Nessa situação, a auxiliar coloca-se explicitamente “no lugar da mãe” para refletir sobre os fatos. Ongari e Molina (2002) enfatizam que a experiência feminina relacionada à maternidade é um elemento crucial, mas nem sempre considerado nos percursos das profissionais. Elas justificam que não há uma relação totalmente linear entre a experiência como mães e como educadoras. No caso colocar-se “no lugar da mãe” implica ativar uma espécie de sentimento característico da maternidade ligado ao zelo, à proteção. Esses fatores para as autoras, se adequadamente reconhecidos, podem trazer elementos significativos para a profissão, o que parece estar presente no depoimento de Hilma.

Em outras situações registradas no caderno de campo também percebi que a tomada de decisões acerca de alguns cuidados corporais eram iniciativas das auxiliares que desconsideravam de, certa maneira, a autoridade do docente legitimando um poder feminino que elas tinham neste campo.

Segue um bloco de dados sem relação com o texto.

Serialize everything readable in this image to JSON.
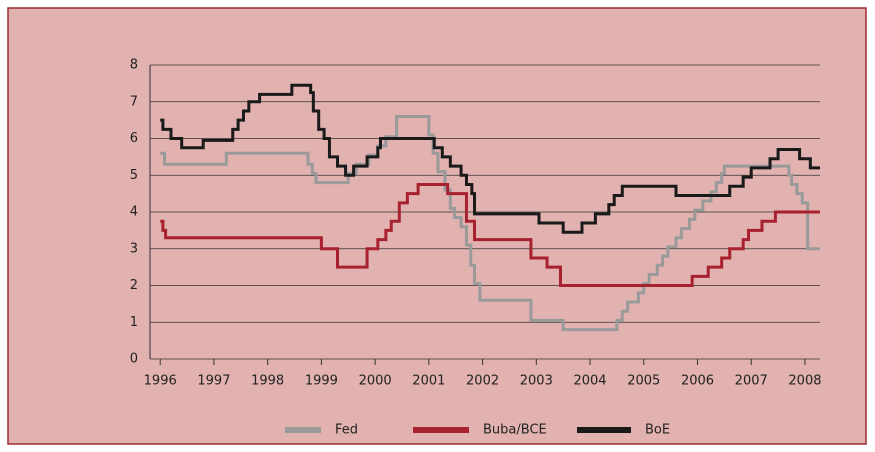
{
  "chart_data": {
    "type": "line",
    "step": true,
    "xlim": [
      1995.81,
      2008.28
    ],
    "xticks": [
      1996,
      1997,
      1998,
      1999,
      2000,
      2001,
      2002,
      2003,
      2004,
      2005,
      2006,
      2007,
      2008
    ],
    "ylim": [
      0,
      8
    ],
    "yticks": [
      0,
      1,
      2,
      3,
      4,
      5,
      6,
      7,
      8
    ],
    "grid": true,
    "legend": "bottom",
    "series": [
      {
        "name": "Fed",
        "color": "#9a9a9a",
        "x": [
          1996.0,
          1996.08,
          1997.23,
          1998.75,
          1998.83,
          1998.9,
          1999.5,
          1999.65,
          1999.88,
          2000.05,
          2000.2,
          2000.4,
          2001.0,
          2001.08,
          2001.17,
          2001.3,
          2001.4,
          2001.48,
          2001.6,
          2001.7,
          2001.78,
          2001.85,
          2001.95,
          2002.9,
          2003.5,
          2004.5,
          2004.6,
          2004.7,
          2004.9,
          2005.0,
          2005.1,
          2005.25,
          2005.35,
          2005.45,
          2005.6,
          2005.7,
          2005.85,
          2005.95,
          2006.1,
          2006.25,
          2006.35,
          2006.45,
          2006.5,
          2007.7,
          2007.75,
          2007.85,
          2007.95,
          2008.05,
          2008.28
        ],
        "values": [
          5.6,
          5.3,
          5.6,
          5.3,
          5.05,
          4.8,
          5.05,
          5.3,
          5.55,
          5.8,
          6.05,
          6.6,
          6.1,
          5.6,
          5.1,
          4.6,
          4.1,
          3.85,
          3.6,
          3.1,
          2.55,
          2.05,
          1.6,
          1.05,
          0.8,
          1.05,
          1.3,
          1.55,
          1.8,
          2.05,
          2.3,
          2.55,
          2.8,
          3.05,
          3.3,
          3.55,
          3.8,
          4.05,
          4.3,
          4.55,
          4.8,
          5.05,
          5.25,
          5.0,
          4.75,
          4.5,
          4.25,
          3.0,
          3.0
        ]
      },
      {
        "name": "Buba/BCE",
        "color": "#a8212e",
        "x": [
          1996.0,
          1996.05,
          1996.1,
          1999.0,
          1999.3,
          1999.85,
          2000.05,
          2000.2,
          2000.3,
          2000.45,
          2000.6,
          2000.8,
          2001.35,
          2001.7,
          2001.85,
          2002.9,
          2003.2,
          2003.45,
          2005.9,
          2006.2,
          2006.45,
          2006.6,
          2006.85,
          2006.95,
          2007.2,
          2007.45,
          2008.28
        ],
        "values": [
          3.75,
          3.5,
          3.3,
          3.0,
          2.5,
          3.0,
          3.25,
          3.5,
          3.75,
          4.25,
          4.5,
          4.75,
          4.5,
          3.75,
          3.25,
          2.75,
          2.5,
          2.0,
          2.25,
          2.5,
          2.75,
          3.0,
          3.25,
          3.5,
          3.75,
          4.0,
          4.0
        ]
      },
      {
        "name": "BoE",
        "color": "#1a1a1a",
        "x": [
          1996.0,
          1996.05,
          1996.2,
          1996.4,
          1996.8,
          1997.35,
          1997.45,
          1997.55,
          1997.65,
          1997.85,
          1998.45,
          1998.8,
          1998.85,
          1998.95,
          1999.05,
          1999.15,
          1999.3,
          1999.45,
          1999.6,
          1999.85,
          2000.05,
          2000.1,
          2001.1,
          2001.25,
          2001.4,
          2001.6,
          2001.7,
          2001.8,
          2001.85,
          2003.05,
          2003.5,
          2003.85,
          2004.1,
          2004.35,
          2004.45,
          2004.6,
          2005.6,
          2006.6,
          2006.85,
          2007.0,
          2007.35,
          2007.5,
          2007.9,
          2008.1,
          2008.28
        ],
        "values": [
          6.5,
          6.25,
          6.0,
          5.75,
          5.95,
          6.25,
          6.5,
          6.75,
          7.0,
          7.2,
          7.45,
          7.25,
          6.75,
          6.25,
          6.0,
          5.5,
          5.25,
          5.0,
          5.25,
          5.5,
          5.75,
          6.0,
          5.75,
          5.5,
          5.25,
          5.0,
          4.75,
          4.5,
          3.95,
          3.7,
          3.45,
          3.7,
          3.95,
          4.2,
          4.45,
          4.7,
          4.45,
          4.7,
          4.95,
          5.2,
          5.45,
          5.7,
          5.45,
          5.2,
          5.2
        ]
      }
    ]
  }
}
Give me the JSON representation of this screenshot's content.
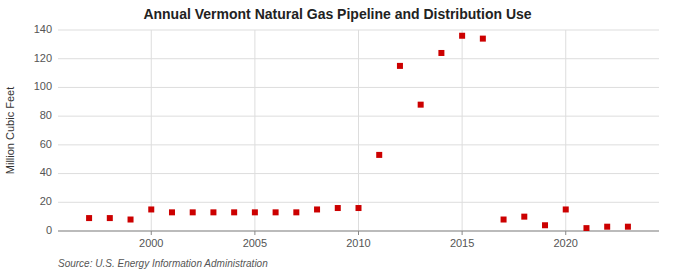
{
  "chart_data": {
    "type": "scatter",
    "title": "Annual Vermont Natural Gas Pipeline and Distribution Use",
    "ylabel": "Million Cubic Feet",
    "annotation": "Source: U.S. Energy Information Administration",
    "x": [
      1997,
      1998,
      1999,
      2000,
      2001,
      2002,
      2003,
      2004,
      2005,
      2006,
      2007,
      2008,
      2009,
      2010,
      2011,
      2012,
      2013,
      2014,
      2015,
      2016,
      2017,
      2018,
      2019,
      2020,
      2021,
      2022,
      2023
    ],
    "values": [
      9,
      9,
      8,
      15,
      13,
      13,
      13,
      13,
      13,
      13,
      13,
      15,
      16,
      16,
      53,
      115,
      88,
      124,
      136,
      134,
      8,
      10,
      4,
      15,
      2,
      3,
      3
    ],
    "color": "#cc0000",
    "marker": "square",
    "xlim": [
      1995.5,
      2024.5
    ],
    "ylim": [
      0,
      140
    ],
    "xticks": [
      2000,
      2005,
      2010,
      2015,
      2020
    ],
    "yticks": [
      0,
      20,
      40,
      60,
      80,
      100,
      120,
      140
    ],
    "grid": true
  }
}
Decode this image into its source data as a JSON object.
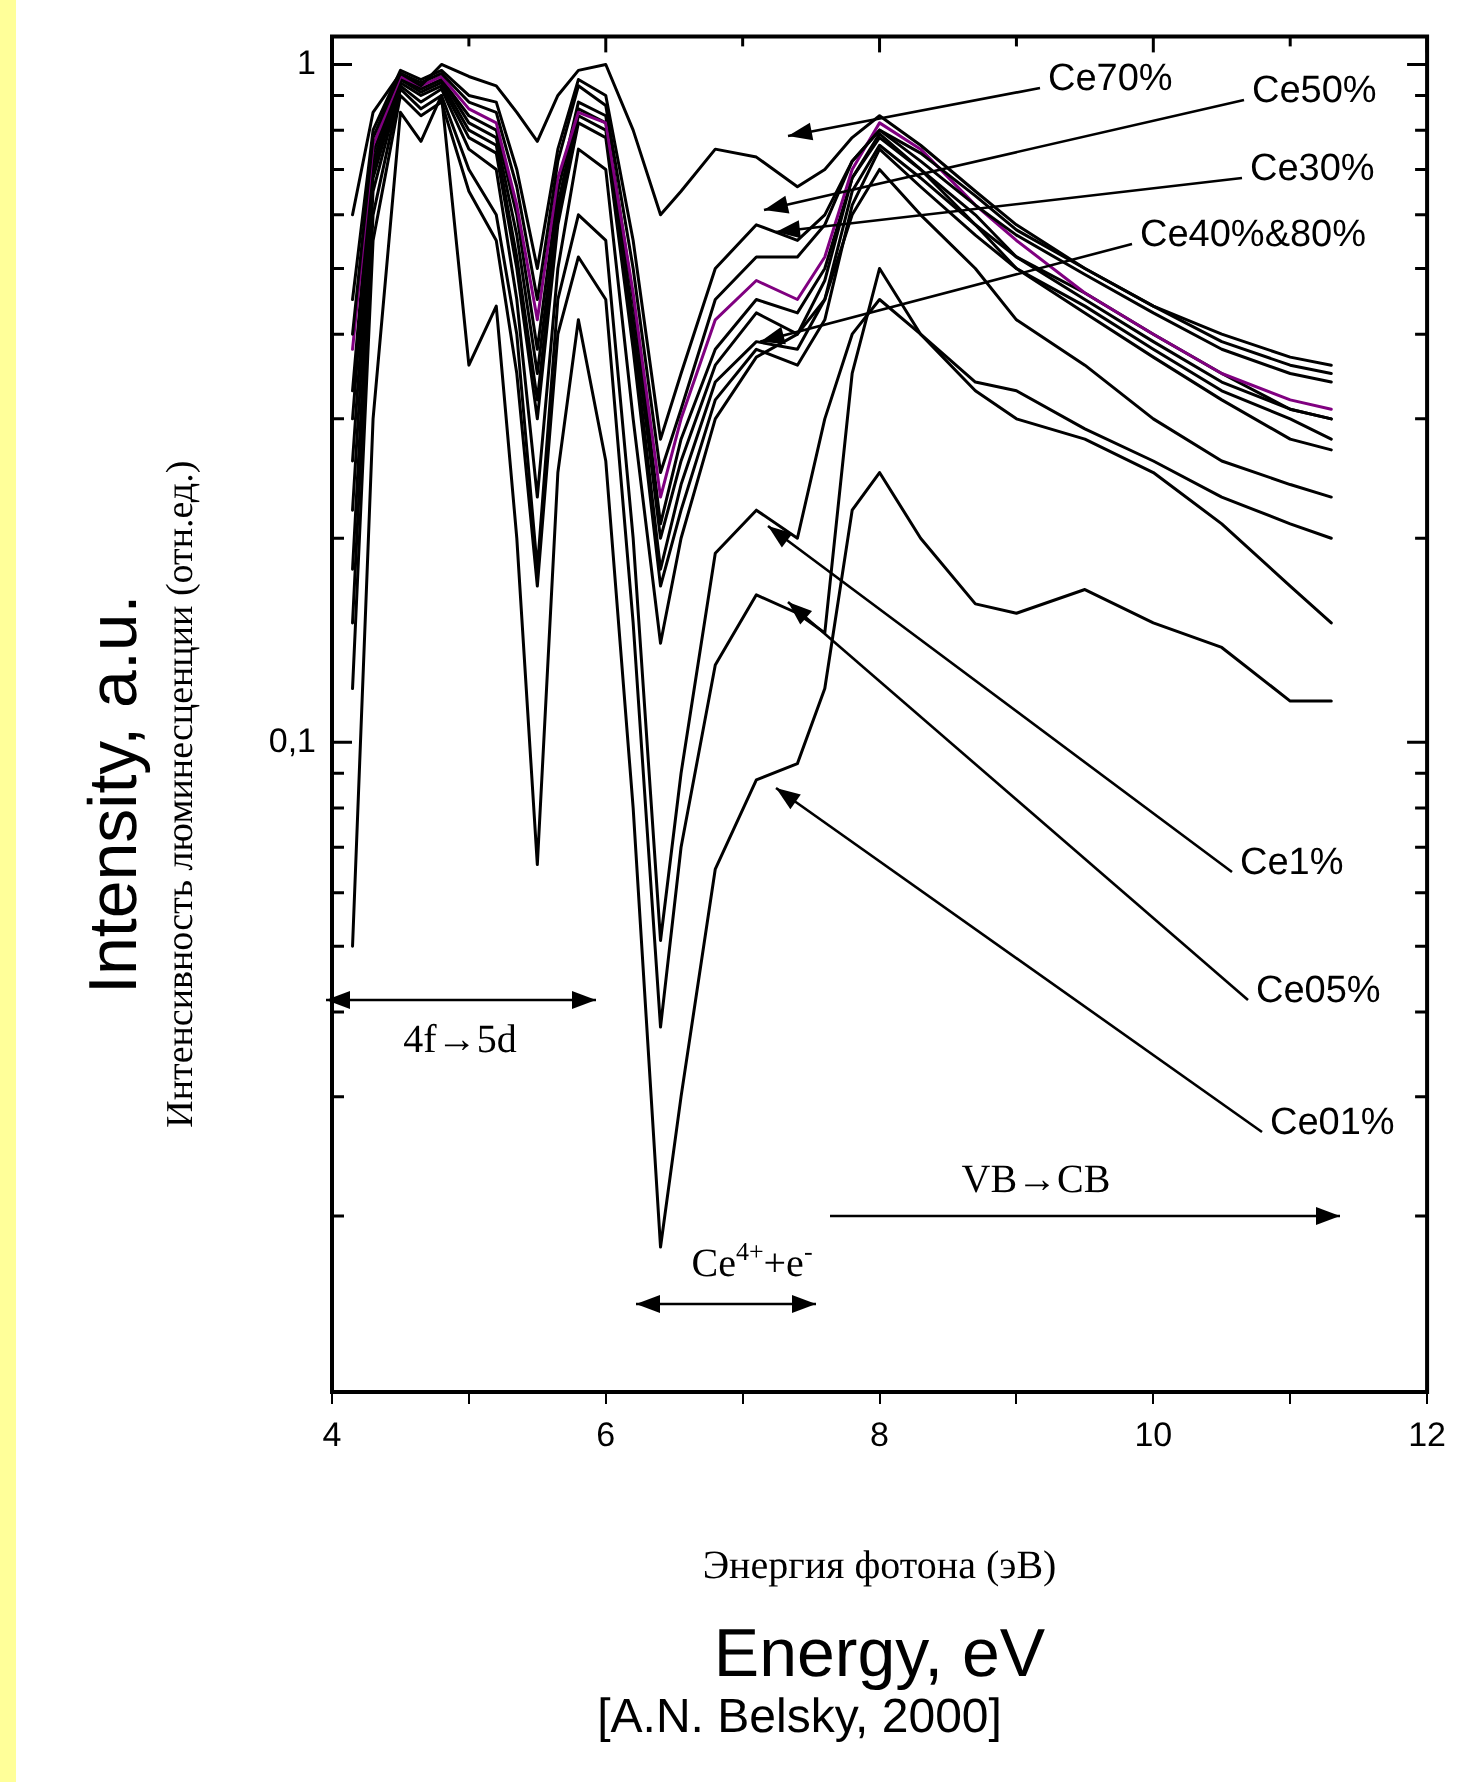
{
  "chart_data": {
    "type": "line",
    "xlabel": "Энергия фотона (эВ)\nEnergy, eV",
    "ylabel": "Intensity, a.u.\nИнтенсивность люминесценции (отн.ед.)",
    "x": [
      4.15,
      4.3,
      4.5,
      4.65,
      4.8,
      5.0,
      5.2,
      5.35,
      5.5,
      5.65,
      5.8,
      6.0,
      6.2,
      6.4,
      6.55,
      6.8,
      7.1,
      7.4,
      7.6,
      7.8,
      8.0,
      8.3,
      8.7,
      9.0,
      9.5,
      10.0,
      10.5,
      11.0,
      11.3
    ],
    "series": [
      {
        "color": "#000000",
        "values": [
          0.6,
          0.85,
          0.97,
          0.93,
          1.0,
          0.96,
          0.93,
          0.85,
          0.77,
          0.9,
          0.98,
          1.0,
          0.8,
          0.6,
          0.65,
          0.75,
          0.73,
          0.66,
          0.7,
          0.78,
          0.84,
          0.76,
          0.65,
          0.58,
          0.5,
          0.44,
          0.4,
          0.37,
          0.36
        ]
      },
      {
        "color": "#000000",
        "values": [
          0.45,
          0.8,
          0.98,
          0.95,
          0.98,
          0.9,
          0.88,
          0.7,
          0.5,
          0.75,
          0.95,
          0.9,
          0.55,
          0.28,
          0.35,
          0.5,
          0.58,
          0.55,
          0.6,
          0.72,
          0.8,
          0.74,
          0.64,
          0.57,
          0.5,
          0.44,
          0.39,
          0.36,
          0.35
        ]
      },
      {
        "color": "#000000",
        "values": [
          0.4,
          0.78,
          0.97,
          0.94,
          0.97,
          0.88,
          0.85,
          0.66,
          0.45,
          0.72,
          0.93,
          0.87,
          0.5,
          0.25,
          0.31,
          0.45,
          0.52,
          0.52,
          0.58,
          0.72,
          0.8,
          0.72,
          0.62,
          0.56,
          0.49,
          0.43,
          0.38,
          0.35,
          0.34
        ]
      },
      {
        "color": "#800080",
        "values": [
          0.38,
          0.76,
          0.96,
          0.93,
          0.96,
          0.86,
          0.82,
          0.62,
          0.42,
          0.68,
          0.85,
          0.82,
          0.46,
          0.23,
          0.3,
          0.42,
          0.48,
          0.45,
          0.52,
          0.7,
          0.82,
          0.75,
          0.62,
          0.55,
          0.46,
          0.4,
          0.35,
          0.32,
          0.31
        ]
      },
      {
        "color": "#000000",
        "values": [
          0.33,
          0.74,
          0.96,
          0.92,
          0.95,
          0.84,
          0.8,
          0.6,
          0.38,
          0.65,
          0.88,
          0.84,
          0.45,
          0.21,
          0.28,
          0.38,
          0.45,
          0.43,
          0.5,
          0.68,
          0.78,
          0.7,
          0.6,
          0.52,
          0.45,
          0.39,
          0.34,
          0.31,
          0.3
        ]
      },
      {
        "color": "#000000",
        "values": [
          0.3,
          0.72,
          0.95,
          0.92,
          0.95,
          0.82,
          0.78,
          0.56,
          0.35,
          0.62,
          0.86,
          0.82,
          0.42,
          0.2,
          0.26,
          0.36,
          0.43,
          0.4,
          0.48,
          0.68,
          0.79,
          0.7,
          0.58,
          0.5,
          0.44,
          0.38,
          0.33,
          0.3,
          0.28
        ]
      },
      {
        "color": "#000000",
        "values": [
          0.26,
          0.7,
          0.95,
          0.91,
          0.94,
          0.8,
          0.76,
          0.52,
          0.32,
          0.6,
          0.84,
          0.8,
          0.4,
          0.18,
          0.24,
          0.34,
          0.39,
          0.38,
          0.45,
          0.65,
          0.76,
          0.68,
          0.58,
          0.52,
          0.46,
          0.4,
          0.35,
          0.31,
          0.3
        ]
      },
      {
        "color": "#000000",
        "values": [
          0.22,
          0.68,
          0.94,
          0.9,
          0.93,
          0.78,
          0.74,
          0.5,
          0.3,
          0.58,
          0.82,
          0.78,
          0.38,
          0.17,
          0.22,
          0.32,
          0.38,
          0.36,
          0.42,
          0.62,
          0.75,
          0.66,
          0.56,
          0.5,
          0.43,
          0.37,
          0.32,
          0.28,
          0.27
        ]
      },
      {
        "color": "#000000",
        "values": [
          0.18,
          0.65,
          0.93,
          0.88,
          0.92,
          0.75,
          0.7,
          0.45,
          0.23,
          0.5,
          0.75,
          0.7,
          0.3,
          0.14,
          0.2,
          0.3,
          0.37,
          0.4,
          0.45,
          0.6,
          0.7,
          0.6,
          0.5,
          0.42,
          0.36,
          0.3,
          0.26,
          0.24,
          0.23
        ]
      },
      {
        "color": "#000000",
        "values": [
          0.15,
          0.6,
          0.92,
          0.86,
          0.9,
          0.7,
          0.6,
          0.4,
          0.18,
          0.45,
          0.6,
          0.55,
          0.2,
          0.051,
          0.09,
          0.19,
          0.22,
          0.2,
          0.3,
          0.4,
          0.45,
          0.4,
          0.34,
          0.33,
          0.29,
          0.26,
          0.23,
          0.21,
          0.2
        ]
      },
      {
        "color": "#000000",
        "values": [
          0.12,
          0.55,
          0.9,
          0.84,
          0.88,
          0.65,
          0.55,
          0.35,
          0.17,
          0.4,
          0.52,
          0.45,
          0.15,
          0.038,
          0.07,
          0.13,
          0.165,
          0.155,
          0.145,
          0.35,
          0.5,
          0.4,
          0.33,
          0.3,
          0.28,
          0.25,
          0.21,
          0.17,
          0.15
        ]
      },
      {
        "color": "#000000",
        "values": [
          0.05,
          0.3,
          0.85,
          0.77,
          0.9,
          0.36,
          0.44,
          0.2,
          0.066,
          0.25,
          0.42,
          0.26,
          0.08,
          0.018,
          0.03,
          0.065,
          0.088,
          0.093,
          0.12,
          0.22,
          0.25,
          0.2,
          0.16,
          0.155,
          0.168,
          0.15,
          0.138,
          0.115,
          0.115
        ]
      }
    ],
    "xlim": [
      4,
      12
    ],
    "xticks": [
      4,
      {
        "value": 5,
        "label": null
      },
      6,
      {
        "value": 7,
        "label": null
      },
      8,
      {
        "value": 9,
        "label": null
      },
      10,
      {
        "value": 11,
        "label": null
      },
      12
    ],
    "ylim": [
      0.011,
      1.1
    ],
    "yticks": [
      {
        "value": 0.02,
        "label": null
      },
      {
        "value": 0.03,
        "label": null
      },
      {
        "value": 0.04,
        "label": null
      },
      {
        "value": 0.05,
        "label": null
      },
      {
        "value": 0.06,
        "label": null
      },
      {
        "value": 0.07,
        "label": null
      },
      {
        "value": 0.08,
        "label": null
      },
      {
        "value": 0.09,
        "label": null
      },
      {
        "value": 0.1,
        "label": "0,1"
      },
      {
        "value": 0.2,
        "label": null
      },
      {
        "value": 0.3,
        "label": null
      },
      {
        "value": 0.4,
        "label": null
      },
      {
        "value": 0.5,
        "label": null
      },
      {
        "value": 0.6,
        "label": null
      },
      {
        "value": 0.7,
        "label": null
      },
      {
        "value": 0.8,
        "label": null
      },
      {
        "value": 0.9,
        "label": null
      },
      1
    ],
    "log": "y",
    "grid": false,
    "legend": false,
    "marker": "none",
    "line_style": "solid",
    "annotations": [
      "Ce70%",
      "Ce50%",
      "Ce30%",
      {
        "text": "Ce40%&80%",
        "x": 7.1,
        "y": 0.39
      },
      "Ce1%",
      "Ce05%",
      "Ce01%",
      "4f→5d",
      "Ce$^{4+}$+e$^{-}$",
      "VB→CB",
      "[A.N. Belsky, 2000]"
    ]
  }
}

C. passava insistentemente sua mão na virilha e fazia uma expressão de dor. Depois de algum tempo, Malu, a auxiliar perguntou: Por que estás te puxando tanto? E o menino respondeu: Não sei tem uma coisa aqui. Ela começou a examinar o menino e, como eu estava bem perto, falou: acho que ele está com uma íngua e pediu que eu examinasse também. O menino sequer se importou. Malu levantou-se e disse para mim. Vou levar no Posto de Saúde aqui do lado. Pegou o menino pela mão e somente comunicou ao professor que ia ao Posto levar o C.. (Caderno de Campo, novembro de 2001).

Também em outra situação:

Na sala, E. chorava muito. Parecia expressar uma tristeza imensa. Quando as crianças do grupo foram brincar na varanda para aguardar o almoço, ela sentou- se em uma cadeira e continuou chorando. O professor passou e comentou: mas é uma manheira esta M.! Além de manheira, chorona. A auxiliar ouviu o comentário, pegou a menina no colo e começou a acariciá-la. E. recolheu-se no peito de R. assumindo uma posição confortável em seu colo e em poucos minutos parou de chorar. A auxiliar comentou comigo enquanto segurava a menina: Eu sei porque ela está chorando. Ela sente dor no peito. É cardíaca. E, bem baixinho

para que M. não ouvisse, sussurrou em meu ouvido: a mãe não leva ao médico e ela sente muita dor (Caderno de Campo, outubro de 2001).

Tais situações são exemplos de que meninos e meninas necessitam da atenção dos adultos, mesmo que a distância. Elas não precisam estar com qualquer problema de saúde para serem cuidadas. Às vezes só querem que as olhemos com atenção. Em outras, estão correndo algum risco e o cuidado, nesse caso, é um dever ético de qualquer profissional.